Is the world a place? As its inhabitants, we belong to the world, with its increasingly interconnected systems and cultures, but the cosmopolitanism of our daily lives is often hidden from view. In this innovative study, Robert T. Tally Jr. challenges our fundamental understanding of what constitutes the "world" in an age of shifting spatial boundaries.
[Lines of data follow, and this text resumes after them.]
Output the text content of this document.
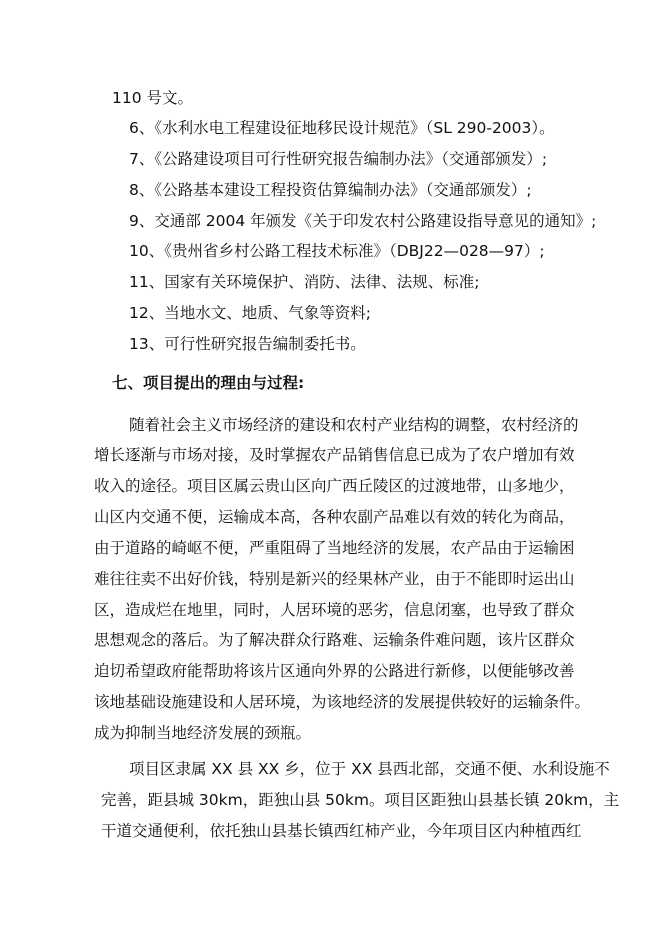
110 号文。
6、《水利水电工程建设征地移民设计规范》（SL 290-2003）。
7、《公路建设项目可行性研究报告编制办法》（交通部颁发）;
8、《公路基本建设工程投资估算编制办法》（交通部颁发）;
9、交通部 2004 年颁发《关于印发农村公路建设指导意见的通知》;
10、《贵州省乡村公路工程技术标准》（DBJ22—028—97）;
11、国家有关环境保护、消防、法律、法规、标准;
12、当地水文、地质、气象等资料;
13、可行性研究报告编制委托书。
七、项目提出的理由与过程:
随着社会主义市场经济的建设和农村产业结构的调整，农村经济的
增长逐渐与市场对接，及时掌握农产品销售信息已成为了农户增加有效
收入的途径。项目区属云贵山区向广西丘陵区的过渡地带，山多地少，
山区内交通不便，运输成本高，各种农副产品难以有效的转化为商品，
由于道路的崎岖不便，严重阻碍了当地经济的发展，农产品由于运输困
难往往卖不出好价钱，特别是新兴的经果林产业，由于不能即时运出山
区，造成烂在地里，同时，人居环境的恶劣，信息闭塞，也导致了群众
思想观念的落后。为了解决群众行路难、运输条件难问题，该片区群众
迫切希望政府能帮助将该片区通向外界的公路进行新修，以便能够改善
该地基础设施建设和人居环境，为该地经济的发展提供较好的运输条件。
成为抑制当地经济发展的颈瓶。
项目区隶属 XX 县 XX 乡，位于 XX 县西北部，交通不便、水利设施不
完善，距县城 30km，距独山县 50km。项目区距独山县基长镇 20km，主
干道交通便利，依托独山县基长镇西红柿产业，今年项目区内种植西红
The conception of the "world" profoundly influences the ways we imagine space and place, and the negotiation of worldly spaces presents challenges to traditional means of mapping or making sense of one's place. Indeed, the timing of the "spatial turn" correlates with an enhanced consideration of processes and effects of globalization, which in turn has led to a dramatic increase in awareness of world literature. These phenomena engender a more cosmopolitan character to all aspects of human experience, along with a dialectical counterpart seen in the retrenchment of various nationalisms or greater emphases on local cultural formations. All of which pose challenges to the already vexing crisis of representation in late capitalist postmodernity and its accompanying anxieties. Geocritical Cosmopolitanism: Space, Literature, and the Sense of the Global confronts problems associated with mapping this world-system in relation to our understanding and experience of spatiality, intercultural dialogue, and cosmopolitanism in an era of ever more complex processes of globalization.
This is essential reading for readers interested in world literature, globalization, urban studies, geocriticism, and the spatial humanities more broadly.